Geleceğin senaryosu yapılmıyor mu sanıyorsunuz.
Çeşit çeşit yapılıyor hem de.
Kapitalizm/liberal ekonomi, yani 'emperyalizm'.
Her duruma göre kendi kafasına uygun gördüğü rolleri ve figüranları yeniden belirliyor.
Her gün, yeniden ve yeniden…
***
Bizim de küçük aklımızla senaryoları tahmin etme hakkımız var elbette.
Senaryo bu ya; diyelim ki,
Gelecekte ekonomisi batmakta olan iki süper güç yeniden anlaşıyor, aralarında 'koşut bir denge' sağlanıyor.
Avrupa Birliği yaşamaya devam ediyor.
Türkiye'yi içine almıyor ama elini de bırakmıyor.
Yanında taşıdığı 'çapsız oğlan konumu'nda tutuyor.
***
Ya da,
Küresel çapta büyük bir kaos ortaya çıkıyor.
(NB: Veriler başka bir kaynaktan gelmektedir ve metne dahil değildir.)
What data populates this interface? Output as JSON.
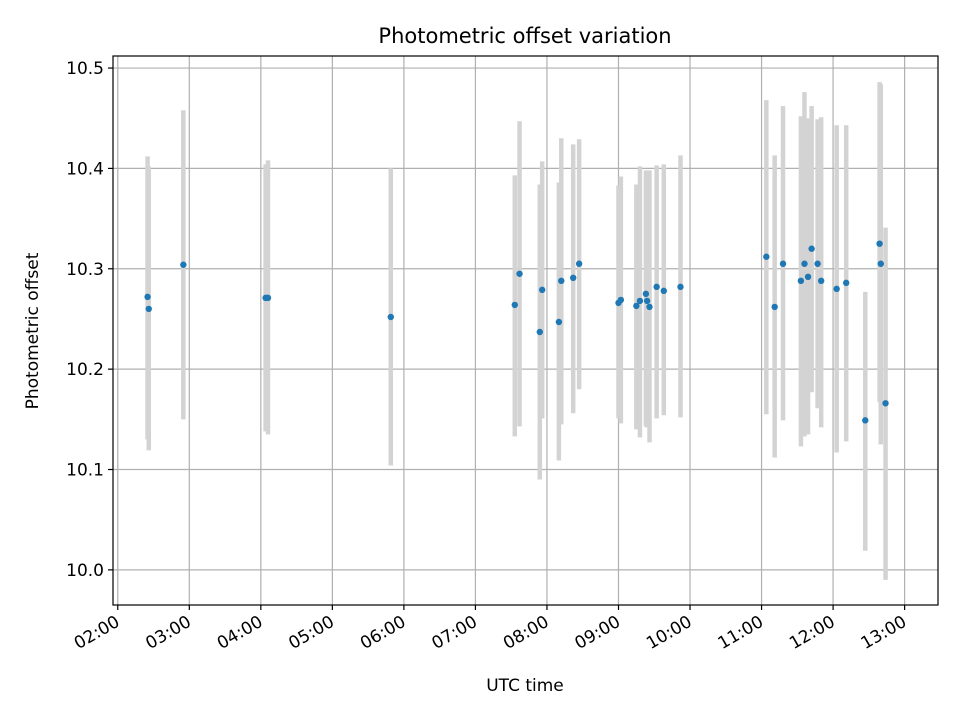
{
  "chart_data": {
    "type": "scatter",
    "title": "Photometric offset variation",
    "xlabel": "UTC time",
    "ylabel": "Photometric offset",
    "x_unit": "time (HH:MM)",
    "xlim": [
      "01:56",
      "13:28"
    ],
    "ylim": [
      9.965,
      10.512
    ],
    "grid": true,
    "colors": {
      "point": "#1f77b4",
      "errorbar": "#d3d3d3",
      "grid": "#b0b0b0"
    },
    "x_ticks": [
      "02:00",
      "03:00",
      "04:00",
      "05:00",
      "06:00",
      "07:00",
      "08:00",
      "09:00",
      "10:00",
      "11:00",
      "12:00",
      "13:00"
    ],
    "y_ticks": [
      "10.0",
      "10.1",
      "10.2",
      "10.3",
      "10.4",
      "10.5"
    ],
    "points": [
      {
        "t": "02:25",
        "y": 10.272,
        "yerr_low": 10.13,
        "yerr_high": 10.412
      },
      {
        "t": "02:26",
        "y": 10.26,
        "yerr_low": 10.119,
        "yerr_high": 10.402
      },
      {
        "t": "02:55",
        "y": 10.304,
        "yerr_low": 10.15,
        "yerr_high": 10.458
      },
      {
        "t": "04:04",
        "y": 10.271,
        "yerr_low": 10.138,
        "yerr_high": 10.404
      },
      {
        "t": "04:06",
        "y": 10.271,
        "yerr_low": 10.135,
        "yerr_high": 10.408
      },
      {
        "t": "05:49",
        "y": 10.252,
        "yerr_low": 10.104,
        "yerr_high": 10.4
      },
      {
        "t": "07:33",
        "y": 10.264,
        "yerr_low": 10.133,
        "yerr_high": 10.393
      },
      {
        "t": "07:37",
        "y": 10.295,
        "yerr_low": 10.143,
        "yerr_high": 10.447
      },
      {
        "t": "07:54",
        "y": 10.237,
        "yerr_low": 10.09,
        "yerr_high": 10.384
      },
      {
        "t": "07:56",
        "y": 10.279,
        "yerr_low": 10.151,
        "yerr_high": 10.407
      },
      {
        "t": "08:10",
        "y": 10.247,
        "yerr_low": 10.109,
        "yerr_high": 10.386
      },
      {
        "t": "08:12",
        "y": 10.288,
        "yerr_low": 10.145,
        "yerr_high": 10.43
      },
      {
        "t": "08:22",
        "y": 10.291,
        "yerr_low": 10.156,
        "yerr_high": 10.424
      },
      {
        "t": "08:27",
        "y": 10.305,
        "yerr_low": 10.18,
        "yerr_high": 10.429
      },
      {
        "t": "09:00",
        "y": 10.266,
        "yerr_low": 10.151,
        "yerr_high": 10.383
      },
      {
        "t": "09:02",
        "y": 10.269,
        "yerr_low": 10.146,
        "yerr_high": 10.392
      },
      {
        "t": "09:15",
        "y": 10.263,
        "yerr_low": 10.14,
        "yerr_high": 10.384
      },
      {
        "t": "09:18",
        "y": 10.268,
        "yerr_low": 10.132,
        "yerr_high": 10.402
      },
      {
        "t": "09:23",
        "y": 10.275,
        "yerr_low": 10.143,
        "yerr_high": 10.398
      },
      {
        "t": "09:24",
        "y": 10.268,
        "yerr_low": 10.142,
        "yerr_high": 10.396
      },
      {
        "t": "09:26",
        "y": 10.262,
        "yerr_low": 10.127,
        "yerr_high": 10.398
      },
      {
        "t": "09:32",
        "y": 10.282,
        "yerr_low": 10.151,
        "yerr_high": 10.403
      },
      {
        "t": "09:38",
        "y": 10.278,
        "yerr_low": 10.154,
        "yerr_high": 10.404
      },
      {
        "t": "09:52",
        "y": 10.282,
        "yerr_low": 10.152,
        "yerr_high": 10.413
      },
      {
        "t": "11:04",
        "y": 10.312,
        "yerr_low": 10.155,
        "yerr_high": 10.468
      },
      {
        "t": "11:11",
        "y": 10.262,
        "yerr_low": 10.112,
        "yerr_high": 10.413
      },
      {
        "t": "11:18",
        "y": 10.305,
        "yerr_low": 10.149,
        "yerr_high": 10.462
      },
      {
        "t": "11:33",
        "y": 10.288,
        "yerr_low": 10.123,
        "yerr_high": 10.452
      },
      {
        "t": "11:36",
        "y": 10.305,
        "yerr_low": 10.133,
        "yerr_high": 10.476
      },
      {
        "t": "11:39",
        "y": 10.292,
        "yerr_low": 10.135,
        "yerr_high": 10.45
      },
      {
        "t": "11:42",
        "y": 10.32,
        "yerr_low": 10.177,
        "yerr_high": 10.462
      },
      {
        "t": "11:47",
        "y": 10.305,
        "yerr_low": 10.161,
        "yerr_high": 10.449
      },
      {
        "t": "11:50",
        "y": 10.288,
        "yerr_low": 10.142,
        "yerr_high": 10.451
      },
      {
        "t": "12:03",
        "y": 10.28,
        "yerr_low": 10.117,
        "yerr_high": 10.443
      },
      {
        "t": "12:11",
        "y": 10.286,
        "yerr_low": 10.128,
        "yerr_high": 10.443
      },
      {
        "t": "12:27",
        "y": 10.149,
        "yerr_low": 10.019,
        "yerr_high": 10.277
      },
      {
        "t": "12:39",
        "y": 10.325,
        "yerr_low": 10.167,
        "yerr_high": 10.486
      },
      {
        "t": "12:40",
        "y": 10.305,
        "yerr_low": 10.125,
        "yerr_high": 10.484
      },
      {
        "t": "12:44",
        "y": 10.166,
        "yerr_low": 9.99,
        "yerr_high": 10.341
      }
    ]
  }
}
ABD geriliyor, Çin ile araları iyice açılıyor. İlişkilerdeki çatlak büyüyor ve iş birliği sağlanamıyor.
Çin de ekonomik krize girince, bütün dünya ekonomisini 'sismik dalga' sarıyor.
Gelişmekte olan ülkelerin ekonomileri batıyor, dünyayı etkileyen 'yeni göç dalgaları' oluşuyor ve rekabet sertleşiyor.
AB ülkeleri, 'Kavimler Göçü'nün önünde varlığını yitiren geçmişteki birçok ulusu hatırlayarak,
Hem göç dalgalarını durduracak 'set' olarak, hem de diğer ülkelere ulaşabileceği 'köprü' olarak gördüğü Türkiye'yi, birdenbire önemsemeye başlıyor.
Türkiye, AB'ye iyice bağlanıveriyor.
Tabii ki olan kendi özerkliğine, özgürlüğüne oluyor.
***
Hangi senaryoyu yazarsan yaz, bazı konumlar ve unsurlar değişmiyor.
Mesela, gerileyen her ekonomi, kendine düşman bir 'müsebbip' bulabiliyor.
Dışarıda bulamazsa, muhalif birileri 'içimizi karıştıran hainler' (!) etiketlemesiyle, düşman ilan edilmek üzere kenarda bekletilebiliyor.
***
Hani ülkemize oyun kurucu sıfatını vermeye çalışıyorduk ya;
'Peki, biz bu senaryoların neresindeyiz?'
Görünen gerçek şu:
ABD ile Çin rekabeti kızışıyor. Dünya iki kutba ayrılıyor.
Ekonomik göbek bağımız olan Rusya da,
Rusya ile anlaşan Çin de,
NATO üyesi olduğumuz için sırtımızı sıvazlayan ABD de,
Bizim coğrafyamızı kendi 'nüfuz alanı' haline getirmek istiyor.
***
Senaryoların hepsinde 'kamplar arası çatışmanın paylaşım alanı' olarak görülmekteyiz.
Bakın son yıllarda gündemi meşgul eden konulara;
Irak, Ukrayna, Suriye, İran, Doğu Akdeniz Havzası ve şimdi de Libya…
Zaman zaman bizleri ve komşularımızı da kullanarak güç gösterilerini bu coğrafyada yapıyorlar ve yapacaklar da…
Sonuçta coğrafyamız, 'çatışan canavarların arenası' gibi.
***
Kapitalizmin hayatımıza bu kadar müdahil olduğunu görünce, 'biz bu cendereden nasıl çıkarız?' sorusu akılları meşgul ediyor. Merak bu ya;
Ufukta, kapitalizmin 'sosyalizmden biraz etkilenmiş Rönesans anlayışı olur mu?' diye düşünme ihtiyacı duyuyor insan.
Yok!
Olamaz da zaten!
Çünkü Rönesans, yeni bir 'tarihsel ritim' yaratılmasına bağlı.
Ve bu ritim 'canavarlarla savaşan' cengaver ulusların ellerinde doğabilir ancak.
Tıpkı,
Kurtuluş Savaşı'nda Mustafa Kemal Atatürk'ün ellerinde parlayan,
'Demokratik, laik Türkiye Cumhuriyeti Devleti' gibi!